By the end of last July, the N.C.A.A.’s board had decided it was time for the association to rewrite its constitution in an effort to maintain a modicum of relevance and, perhaps, to offer it a greater shield in the courts. Although a reimagined N.C.A.A. is still taking shape, the college sports industry is rapidly moving toward a landscape in which the Indianapolis-based association is more of an event organizer than a governing overlord.
Greg Sankey, one of Emmert’s rivals for sway and the commissioner of the Southeastern Conference, perhaps the most influential league in college sports, has said the association “has to be reconsidered across the board.” A committee that Sankey is helping to lead is expected to issue recommendations later this year about how to change Division I, the most prominent and lucrative tier of N.C.A.A.-sponsored sports.
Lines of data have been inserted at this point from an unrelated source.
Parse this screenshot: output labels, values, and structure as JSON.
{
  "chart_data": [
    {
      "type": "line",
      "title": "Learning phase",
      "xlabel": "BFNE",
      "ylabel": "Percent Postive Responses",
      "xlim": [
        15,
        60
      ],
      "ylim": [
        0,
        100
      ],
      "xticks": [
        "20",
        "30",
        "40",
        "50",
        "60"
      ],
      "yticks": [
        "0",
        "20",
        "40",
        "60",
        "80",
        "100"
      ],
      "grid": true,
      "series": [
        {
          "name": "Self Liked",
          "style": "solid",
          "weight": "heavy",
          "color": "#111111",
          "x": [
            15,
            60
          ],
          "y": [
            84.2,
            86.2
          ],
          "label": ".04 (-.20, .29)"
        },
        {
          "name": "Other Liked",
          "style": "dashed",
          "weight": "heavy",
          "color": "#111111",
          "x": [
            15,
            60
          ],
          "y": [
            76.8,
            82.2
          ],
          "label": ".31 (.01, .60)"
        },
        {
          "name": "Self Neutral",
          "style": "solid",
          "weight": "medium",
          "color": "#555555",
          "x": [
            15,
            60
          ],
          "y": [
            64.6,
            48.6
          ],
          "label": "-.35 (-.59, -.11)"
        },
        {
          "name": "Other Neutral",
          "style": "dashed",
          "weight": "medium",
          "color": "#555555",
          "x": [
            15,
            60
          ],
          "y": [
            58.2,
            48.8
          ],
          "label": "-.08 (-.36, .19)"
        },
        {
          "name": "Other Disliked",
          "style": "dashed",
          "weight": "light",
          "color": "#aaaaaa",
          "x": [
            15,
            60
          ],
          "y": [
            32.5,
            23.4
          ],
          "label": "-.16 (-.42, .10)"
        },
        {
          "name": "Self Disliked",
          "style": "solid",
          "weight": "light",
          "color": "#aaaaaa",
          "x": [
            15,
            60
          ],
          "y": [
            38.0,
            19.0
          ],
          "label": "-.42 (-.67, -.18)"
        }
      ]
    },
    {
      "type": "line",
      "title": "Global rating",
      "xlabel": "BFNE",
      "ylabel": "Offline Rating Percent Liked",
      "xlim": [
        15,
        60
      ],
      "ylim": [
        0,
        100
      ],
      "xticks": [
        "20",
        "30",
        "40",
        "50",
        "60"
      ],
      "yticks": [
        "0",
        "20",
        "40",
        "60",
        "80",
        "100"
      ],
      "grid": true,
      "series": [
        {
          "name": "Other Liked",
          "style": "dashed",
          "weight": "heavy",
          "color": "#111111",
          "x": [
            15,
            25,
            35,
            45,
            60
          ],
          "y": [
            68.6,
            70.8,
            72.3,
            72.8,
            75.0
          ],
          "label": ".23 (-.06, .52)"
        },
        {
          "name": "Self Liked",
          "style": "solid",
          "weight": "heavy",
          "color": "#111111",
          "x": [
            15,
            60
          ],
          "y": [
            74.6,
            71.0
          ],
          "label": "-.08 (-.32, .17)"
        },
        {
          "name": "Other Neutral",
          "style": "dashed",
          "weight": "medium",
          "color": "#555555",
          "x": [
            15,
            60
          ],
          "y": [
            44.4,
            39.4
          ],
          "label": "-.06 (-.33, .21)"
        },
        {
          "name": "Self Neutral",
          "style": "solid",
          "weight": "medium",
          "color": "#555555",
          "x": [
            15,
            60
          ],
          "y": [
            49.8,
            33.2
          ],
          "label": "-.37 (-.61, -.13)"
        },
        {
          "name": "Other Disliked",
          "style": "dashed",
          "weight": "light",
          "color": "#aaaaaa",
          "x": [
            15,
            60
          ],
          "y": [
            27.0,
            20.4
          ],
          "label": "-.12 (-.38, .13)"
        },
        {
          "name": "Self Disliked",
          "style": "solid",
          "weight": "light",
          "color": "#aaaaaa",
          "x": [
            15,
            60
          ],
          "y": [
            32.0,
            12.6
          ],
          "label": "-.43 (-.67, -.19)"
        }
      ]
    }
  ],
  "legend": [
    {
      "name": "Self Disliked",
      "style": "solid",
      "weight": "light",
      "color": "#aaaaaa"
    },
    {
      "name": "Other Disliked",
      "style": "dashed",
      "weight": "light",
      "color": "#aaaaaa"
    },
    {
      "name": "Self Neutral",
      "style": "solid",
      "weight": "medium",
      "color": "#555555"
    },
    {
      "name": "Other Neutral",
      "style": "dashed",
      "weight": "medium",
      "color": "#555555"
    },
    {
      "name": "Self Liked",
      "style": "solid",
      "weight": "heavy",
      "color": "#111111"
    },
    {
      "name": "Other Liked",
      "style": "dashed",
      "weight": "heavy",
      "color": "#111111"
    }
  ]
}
To an extent, Emmert, lofty title notwithstanding, has always been only so powerful. As Emmert, a political scientist by training, has long hastened to note, the association is a representative democracy, largely controlled by its roughly 1,100 member colleges and universities of various sizes, budgets and athletic ambitions. And his efforts to strengthen the N.C.A.A.’s reach and authority, like when the association moved to punish Penn State after a sexual abuse scandal, have sometimes faltered.
He has also been blamed for shortcomings, like the association’s legal strategy and its glacial response to calls for modernization. Up until Tuesday, though, the board had not signaled any plans for a leadership change, and Emmert had not openly offered any sense that an exit plan was in the immediate offing.
In an interview in January 2021, he had said his continued tenure would hinge on his belief, as well as the board’s, that he could “make a positive contribution and provide good leadership.”
“I like working,” he said then. “I enjoy doing this. Obviously, I’ve got my frustrations, but I have no interest in moving away from this anytime soon as long as I’m contributing and get to do something important for college athletics.”
The next challenge for the association will be finding Emmert’s replacement, who will assuredly be hard-pressed to unite a membership that seems to fracture more with every debate. The job is a well-compensated one — Emmert has made several million dollars a year, according to N.C.A.A. tax filings — but criticism is a guarantee of the gig.
And these days, in the wake of Emmert’s tenure, it will probably be hovering near the low point of its power and prestige.